This week we are taking a look at Argument Questions on the Redesigned SAT Writing Section.
What does this question look like?
These questions will ask a student to determine the purpose of a sentence or paragraph within the context of the passage. Most Argument Questions test this skill-set by asking students if a sentence should be kept or deleted and why.
How often does this question appear?
There are approximately 3–5 Argument Questions (9% of the section).
How does this compare to the current SAT?
The current SAT tests argumentation once or twice and only within the context of a very short passage. In contrast, the redesigned SAT tests argumentation several times throughout four long passages.

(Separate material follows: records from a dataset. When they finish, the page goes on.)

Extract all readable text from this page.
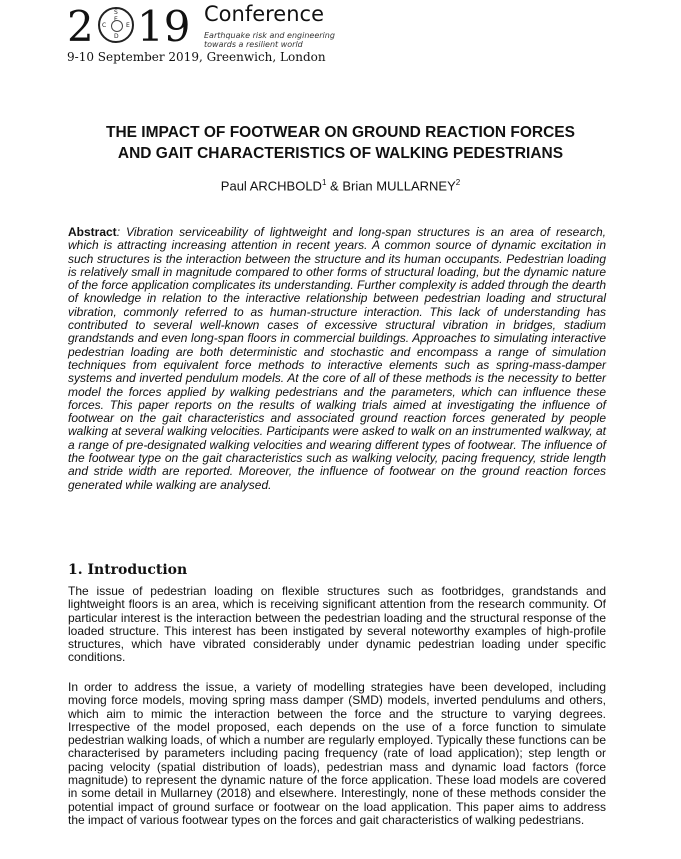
2	S
E
C	E
D 19 Conference
Earthquake risk and engineering
towards a resilient world
9-10 September 2019, Greenwich, London
THE IMPACT OF FOOTWEAR ON GROUND REACTION FORCES
AND GAIT CHARACTERISTICS OF WALKING PEDESTRIANS
Paul ARCHBOLD$^1$ & Brian MULLARNEY$^2$
Abstract: Vibration serviceability of lightweight and long-span structures is an area of research, which is attracting increasing attention in recent years. A common source of dynamic excitation in such structures is the interaction between the structure and its human occupants. Pedestrian loading is relatively small in magnitude compared to other forms of structural loading, but the dynamic nature of the force application complicates its understanding. Further complexity is added through the dearth of knowledge in relation to the interactive relationship between pedestrian loading and structural vibration, commonly referred to as human-structure interaction. This lack of understanding has contributed to several well-known cases of excessive structural vibration in bridges, stadium grandstands and even long-span floors in commercial buildings. Approaches to simulating interactive pedestrian loading are both deterministic and stochastic and encompass a range of simulation techniques from equivalent force methods to interactive elements such as spring-mass-damper systems and inverted pendulum models. At the core of all of these methods is the necessity to better model the forces applied by walking pedestrians and the parameters, which can influence these forces. This paper reports on the results of walking trials aimed at investigating the influence of footwear on the gait characteristics and associated ground reaction forces generated by people walking at several walking velocities. Participants were asked to walk on an instrumented walkway, at a range of pre-designated walking velocities and wearing different types of footwear. The influence of the footwear type on the gait characteristics such as walking velocity, pacing frequency, stride length and stride width are reported. Moreover, the influence of footwear on the ground reaction forces generated while walking are analysed.
1. Introduction
The issue of pedestrian loading on flexible structures such as footbridges, grandstands and lightweight floors is an area, which is receiving significant attention from the research community. Of particular interest is the interaction between the pedestrian loading and the structural response of the loaded structure. This interest has been instigated by several noteworthy examples of high-profile structures, which have vibrated considerably under dynamic pedestrian loading under specific conditions.
In order to address the issue, a variety of modelling strategies have been developed, including moving force models, moving spring mass damper (SMD) models, inverted pendulums and others, which aim to mimic the interaction between the force and the structure to varying degrees. Irrespective of the model proposed, each depends on the use of a force function to simulate pedestrian walking loads, of which a number are regularly employed. Typically these functions can be characterised by parameters including pacing frequency (rate of load application); step length or pacing velocity (spatial distribution of loads), pedestrian mass and dynamic load factors (force magnitude) to represent the dynamic nature of the force application. These load models are covered in some detail in Mullarney (2018) and elsewhere. Interestingly, none of these methods consider the potential impact of ground surface or footwear on the load application. This paper aims to address the impact of various footwear types on the forces and gait characteristics of walking pedestrians.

What does this mean for students?
Students who wish to do well on Argument Questions should become familiar with the anatomy of various passages. Practice identifying main ideas, supporting details, transitions, and conclusions. Then, use your knowledge of the passage to determine if a proposed revision supports or detracts from the author’s central argument. If this sounds like a tall order, do not despair. Argument Questions are one of the easiest question types to answer once you learn the correct strategies. Consider working with a tutor who can introduce you to the various types of Argument Questions you’ll see on test day and show you how to approach them. These questions are a bit different from what most of us see in school. However, once you master them, you’ll find them quite manageable.
Will this question be on the PSAT?
Yes. Every PSAT will include a Writing section. At this time, the PSAT Writing section places greater emphasis on argumentation than does the redesigned SAT. Argument Questions will make up approximately 13% of this section.